Queridos Harry, Frodo y Shrek
Me da la sensación de que se han rendido antes de tiempo a su capacidad para emocionarse, para la admiración, a su posibilidad de volver a ser niños.
Queridos amigos: Uno de vosotros ya había entrado en el mundo de mis sueños hace más de veinticinco años de la mano de Tolkien.
No es fácil que lea libros de un tirón, aunque si es cierto que no me duran mucho en la estantería, y que prefiero en la mayoría de los ocasiones aquellos que sobrepasan las quinientas páginas a otros más cortos -posiblemente para no tener que pensar mucho cuál va a ser el próximo libro de mi mesilla-. Pero las aventuras de Frodo junto con Pippin o Merry, entre otros, ayudados por la mano experta de Gandalf me introdujeron en la Tierra Media, rodeado de elfos y defendido por Boromin frente a los intrusos de la zona oscura.
Una zona oscura, sin embargo, que no se queda lejos de las Artes Oscuras que tantas penalidades han causado en los alumnos de Howarts durante toda la aventura ideada por su autora. Lástima que de mis once cumpleaños hayan pasado ya varios lustros, porque sino hubiera confiado en que alguna lechuza me hubiera traído carta del director del colegio esperando la invitación a sumarme al primer curso con Harry, Ron y con Hosmione. Sé que soy un Muggle, como tus tíos, amigo Potter, y que nunca podré jugar al quiddish ni subirme en una escoba mágica, y menos en una de esas que está causando admiración en el mercado de Hogsmeade.

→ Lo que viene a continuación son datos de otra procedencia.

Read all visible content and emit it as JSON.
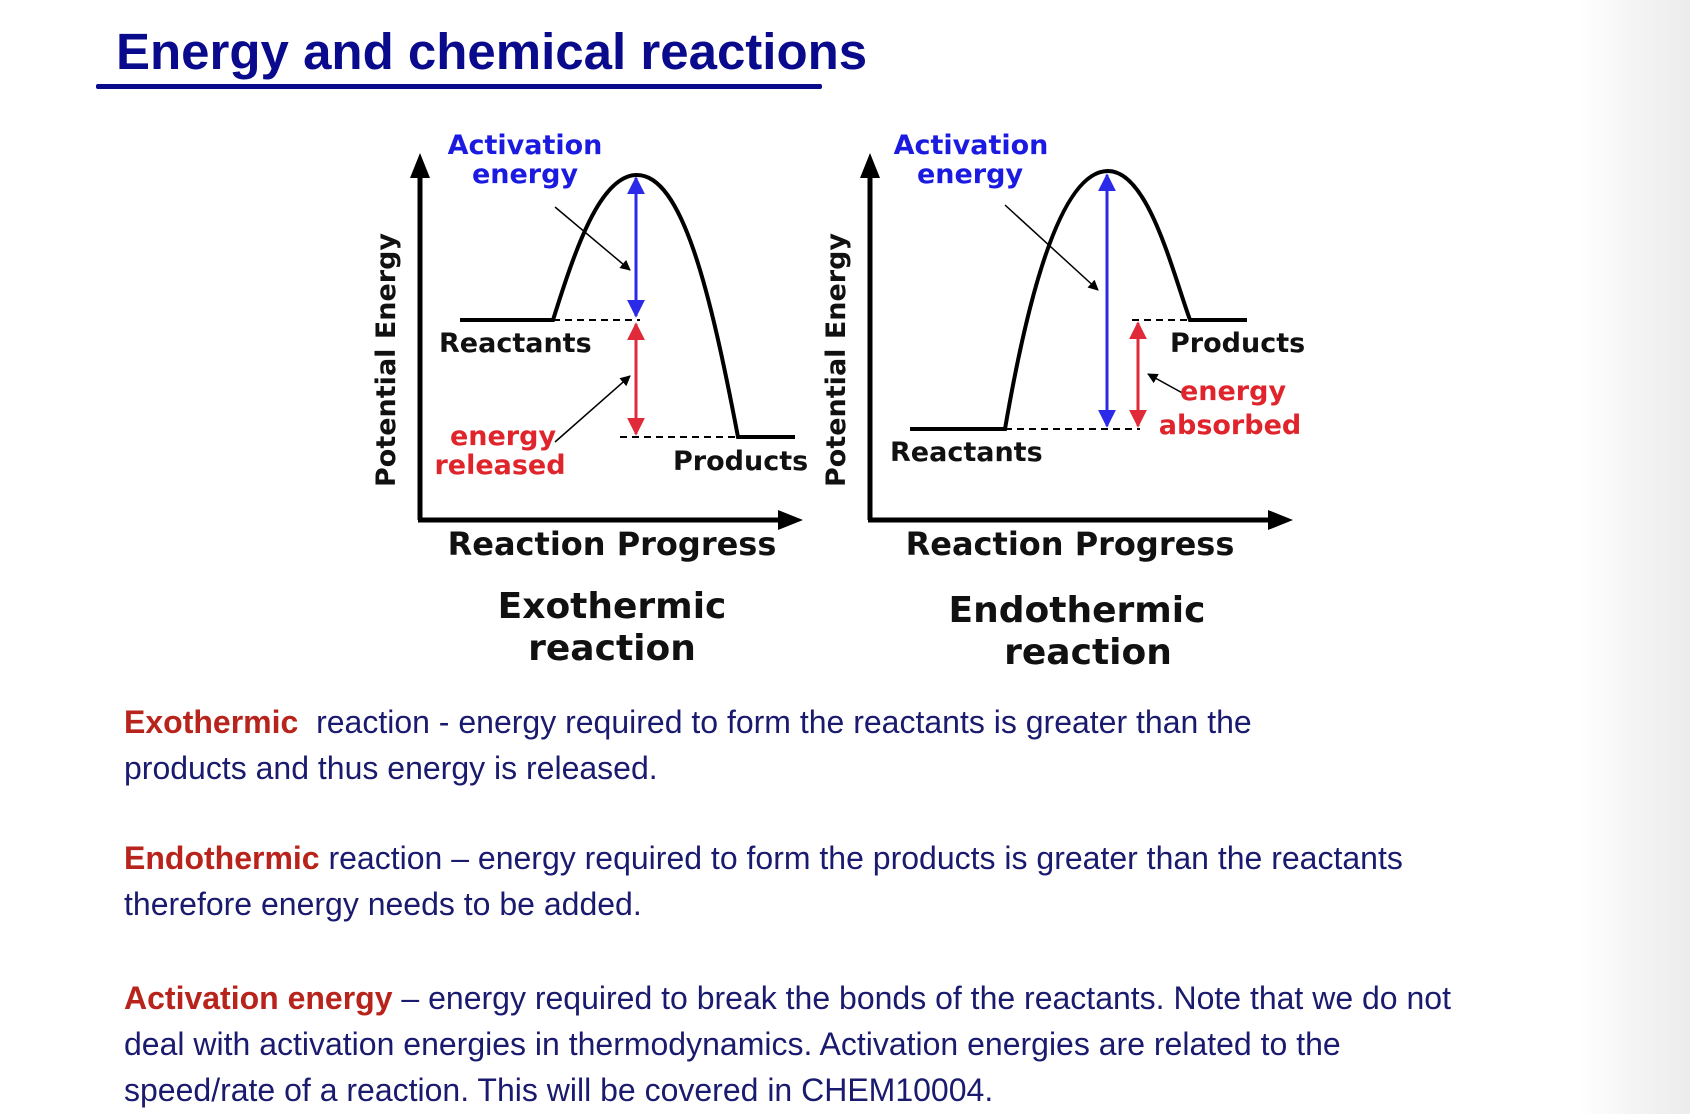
{
  "title": "Energy and chemical reactions",
  "colors": {
    "title": "#0a0a8c",
    "activation_label": "#1a1ae0",
    "energy_label": "#e0242c",
    "term": "#b8231b",
    "body_text": "#1a1a6e",
    "activation_arrow": "#2a2ae8",
    "energy_arrow": "#e02a3a"
  },
  "diagrams": {
    "exothermic": {
      "y_axis_label": "Potential Energy",
      "x_axis_label": "Reaction Progress",
      "activation_line1": "Activation",
      "activation_line2": "energy",
      "reactants": "Reactants",
      "products": "Products",
      "energy_line1": "energy",
      "energy_line2": "released",
      "caption_line1": "Exothermic",
      "caption_line2": "reaction"
    },
    "endothermic": {
      "y_axis_label": "Potential Energy",
      "x_axis_label": "Reaction Progress",
      "activation_line1": "Activation",
      "activation_line2": "energy",
      "reactants": "Reactants",
      "products": "Products",
      "energy_line1": "energy",
      "energy_line2": "absorbed",
      "caption_line1": "Endothermic",
      "caption_line2": "reaction"
    }
  },
  "definitions": [
    {
      "term": "Exothermic",
      "line1": "  reaction - energy required to form the reactants is greater than the",
      "line2": "products and thus energy is released."
    },
    {
      "term": "Endothermic",
      "line1": " reaction – energy required to form the products is greater than the reactants",
      "line2": "therefore energy needs to be added."
    },
    {
      "term": "Activation energy",
      "line1": " – energy required to break the bonds of the reactants. Note that we do not",
      "line2": "deal with activation energies in thermodynamics. Activation energies are related to the",
      "line3": "speed/rate of a reaction. This will be covered in CHEM10004."
    }
  ]
}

De todos modos, amigos Harry y Frodo, Ya-sabes-quien se me aparece de diversas maneras y en diversas formas, y tengo que valerme de las artes de mi Dumbledore particular -que a veces lo encuentras a tu maestro en un libro, en una canción, en un amigo o en una sonrisa- para evadirme de sus hechizos, sin embargo, ese ‘Expectrum Patronum' que he aprendido en uno de los cursos está siendo de gran utilidad para luchar contra mis dementores particulares, porque el mundo de la realidad no es tan ajeno al mundo de los sueños. Y no hay animagos, pero a más de uno le gustaría convertirse en ellos, y todos hemos tenido de profesor a un cascarrabias Snape y un Hagrid en los que hemos ido a llorar las lágrimas que nos dejaron algunas decepciones o algún amor no entendido.
Me dio gran alegría conocer que casi simultáneamente, en la gran pantalla, se unió a vosotros dos, Shrek.
No entiendo, amigos, sin embargo a todos aquellos adultos que se empeñan en afirmar que vuestras aventuras son literatura infantil -o animación en el caso de este ogro verde algo cascarrabias-. Me da la sensación de que se han rendido antes de tiempo a su capacidad para emocionarse, para la admiración, a su posibilidad de volver a ser niños, a reírse con una sonrisa sana y sorprendente. Quizá es que ya se han convertido en ese Lord Voldemont, que quizá todos también tengamos dentro, o que el viejo jedi no haya calado lo suficiente en su vida y no tengan capacidad para la improvisación y para luchar contra sus permanentes «sufrimientos».
Harry, Shrek, Frodo.... espero que todos esos mayores salten el muro y que con un poco de suerte «roben» el libro que regalaron a sus hijos pensando que eran cuentos.... sí, sí, cuentos. ¡Ay si ellos supieran!